Satosuke said:
Oh come on, Bob. The 'they're mercenaries' excuse is a paper-thin cop-out and you know it. If Cameron really wanted to hammer home that specific fact, he would have actually gone into some detail as to what the hell said corporation actually does, how it amassed enough money to create its own space armada, and where the bulk of their mercs actually came from. I'm assuming that the majority were former soldiers.
You can read them as basically an energy company. The unobtanium is some kind of important energy source, so they're essentially Exxon IN SPACE.
And most mercs/PMC grunts in real life are vets from one nation's armies or another (e.g., a significant number of Blackwater operatives were former Chilean Special Forces). Pretty rational career choice for a soldier: you have some skills you learned fighting under a flag that some suits are willing to pay you 10x your old salary for--sign me up! How is that important?
Also, for better or for worse, it seems like
Avatar is one of those properties where you need to RTFM to understand half of what's going on: http://james-camerons-avatar.wikia.com/wiki/Resources_Development_Administration
For the record, I found the story painfully derivative too, but a few things made it tolerable. Although I'm all for sustainable development and environmental responsibility, I'm not for tree-hugging for tree-hugging's sake. I like living in an industrial society with the internet, phones, cars, and antibiotics, thank you very much. (A friend of mine used to say, every modern Western city is two weeks away from being the Third World: just cut off running water and sewage.)

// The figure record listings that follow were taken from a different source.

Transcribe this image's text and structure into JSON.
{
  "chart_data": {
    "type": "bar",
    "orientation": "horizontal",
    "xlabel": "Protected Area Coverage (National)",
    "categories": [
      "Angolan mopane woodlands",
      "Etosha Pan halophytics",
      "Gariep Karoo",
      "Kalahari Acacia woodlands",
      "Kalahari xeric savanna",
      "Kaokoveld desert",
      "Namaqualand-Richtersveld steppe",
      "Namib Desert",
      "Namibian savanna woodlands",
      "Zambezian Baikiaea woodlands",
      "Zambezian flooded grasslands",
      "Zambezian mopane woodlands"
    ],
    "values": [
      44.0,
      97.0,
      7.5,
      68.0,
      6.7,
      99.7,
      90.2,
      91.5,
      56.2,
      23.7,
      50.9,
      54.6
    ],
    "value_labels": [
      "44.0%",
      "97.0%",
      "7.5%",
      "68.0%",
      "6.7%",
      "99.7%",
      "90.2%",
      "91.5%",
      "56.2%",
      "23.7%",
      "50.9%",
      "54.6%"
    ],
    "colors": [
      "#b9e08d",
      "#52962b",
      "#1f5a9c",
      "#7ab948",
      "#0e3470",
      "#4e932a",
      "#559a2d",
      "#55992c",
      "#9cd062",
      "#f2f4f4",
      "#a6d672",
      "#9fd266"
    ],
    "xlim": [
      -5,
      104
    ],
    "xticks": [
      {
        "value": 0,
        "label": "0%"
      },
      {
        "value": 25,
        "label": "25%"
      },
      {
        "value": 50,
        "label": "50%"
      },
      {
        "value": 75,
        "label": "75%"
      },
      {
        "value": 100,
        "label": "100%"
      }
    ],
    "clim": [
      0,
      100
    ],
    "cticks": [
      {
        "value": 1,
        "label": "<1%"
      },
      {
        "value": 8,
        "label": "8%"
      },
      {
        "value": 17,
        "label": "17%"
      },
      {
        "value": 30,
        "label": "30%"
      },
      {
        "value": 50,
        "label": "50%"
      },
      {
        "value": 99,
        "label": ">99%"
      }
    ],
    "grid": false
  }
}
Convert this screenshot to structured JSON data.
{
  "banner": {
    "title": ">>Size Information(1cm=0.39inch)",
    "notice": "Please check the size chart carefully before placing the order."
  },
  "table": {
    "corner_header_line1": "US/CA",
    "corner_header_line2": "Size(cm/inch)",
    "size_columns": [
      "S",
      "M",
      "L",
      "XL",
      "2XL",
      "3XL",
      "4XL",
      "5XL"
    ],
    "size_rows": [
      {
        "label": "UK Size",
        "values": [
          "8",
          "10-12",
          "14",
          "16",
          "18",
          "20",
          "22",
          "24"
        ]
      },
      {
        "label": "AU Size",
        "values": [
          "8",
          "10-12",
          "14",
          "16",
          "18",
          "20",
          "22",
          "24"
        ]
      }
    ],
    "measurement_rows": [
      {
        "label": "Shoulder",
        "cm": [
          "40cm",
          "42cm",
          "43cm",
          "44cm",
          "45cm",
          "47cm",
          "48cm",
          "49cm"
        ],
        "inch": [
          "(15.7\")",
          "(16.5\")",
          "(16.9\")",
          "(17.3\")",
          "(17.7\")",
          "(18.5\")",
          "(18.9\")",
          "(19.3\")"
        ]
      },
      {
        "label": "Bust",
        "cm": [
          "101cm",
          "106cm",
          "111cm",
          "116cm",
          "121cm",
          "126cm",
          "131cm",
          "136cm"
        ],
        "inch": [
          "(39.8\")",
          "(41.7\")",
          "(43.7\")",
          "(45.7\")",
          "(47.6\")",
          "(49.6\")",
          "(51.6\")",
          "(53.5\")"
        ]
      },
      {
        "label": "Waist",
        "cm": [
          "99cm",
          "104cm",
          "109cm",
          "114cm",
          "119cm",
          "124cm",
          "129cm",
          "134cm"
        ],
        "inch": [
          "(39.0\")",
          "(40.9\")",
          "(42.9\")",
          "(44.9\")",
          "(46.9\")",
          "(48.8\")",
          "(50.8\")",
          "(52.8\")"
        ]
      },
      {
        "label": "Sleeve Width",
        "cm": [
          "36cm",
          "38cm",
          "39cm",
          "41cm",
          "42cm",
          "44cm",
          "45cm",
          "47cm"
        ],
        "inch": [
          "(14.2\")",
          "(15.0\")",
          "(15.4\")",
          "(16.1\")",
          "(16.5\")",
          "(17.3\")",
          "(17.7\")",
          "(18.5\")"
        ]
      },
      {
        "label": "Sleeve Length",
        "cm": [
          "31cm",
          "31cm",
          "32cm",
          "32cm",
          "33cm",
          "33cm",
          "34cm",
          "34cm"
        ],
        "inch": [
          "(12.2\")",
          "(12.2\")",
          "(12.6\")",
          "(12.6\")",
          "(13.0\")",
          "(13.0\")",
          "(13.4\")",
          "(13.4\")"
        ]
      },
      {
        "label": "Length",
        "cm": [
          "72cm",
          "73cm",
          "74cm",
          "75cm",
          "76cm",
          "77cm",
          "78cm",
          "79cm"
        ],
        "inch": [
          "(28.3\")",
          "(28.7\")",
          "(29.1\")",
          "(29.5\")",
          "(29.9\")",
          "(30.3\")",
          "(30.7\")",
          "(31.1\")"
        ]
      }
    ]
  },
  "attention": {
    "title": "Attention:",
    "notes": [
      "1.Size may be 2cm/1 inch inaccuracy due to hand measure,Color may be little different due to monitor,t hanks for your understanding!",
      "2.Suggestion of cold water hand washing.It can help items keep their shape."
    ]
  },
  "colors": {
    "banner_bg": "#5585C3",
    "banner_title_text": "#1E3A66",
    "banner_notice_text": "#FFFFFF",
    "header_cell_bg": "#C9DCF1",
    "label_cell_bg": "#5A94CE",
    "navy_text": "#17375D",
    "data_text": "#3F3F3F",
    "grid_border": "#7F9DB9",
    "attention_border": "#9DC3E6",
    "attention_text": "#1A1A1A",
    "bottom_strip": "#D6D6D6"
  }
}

I accepted it from the Na'vi because they could actually neurologically interface with the lifeforms on their planet, and use trees as computer databases of their memories. So it wasn't as simple as moving to a different copse of trees on the other side of the forest. When the humans destroyed Hometree, it was the equivalent of burning down the Library of Alexandria, and as a librarian, I consider that a horrendous act. You're not just burning down someone's house, you're eradicating
their culture.
The rest of the story was pretty pedestrian, but the acting, visuals and action elevated it quite a bit. It was really the main character who pissed me off. He was sent among the Na'vi to try and get them to leave their home, and he didn't even try. He knew he was the last hope for a diplomatic solution before Colonel Hardass brought down the hammer, and he was the one person whom the Colonel, Dr. Augustine and the Na'vi could respect. If anyone could have brokered a compromise, it was him. And he pissed away all his time flirting with the chief's daughter and going native until the very moment the bulldozers rolled in! It's hardly the first time I've enjoyed a sci-fi/fantasy story
despite the annoying messianic hero, but I still hate it when it happens.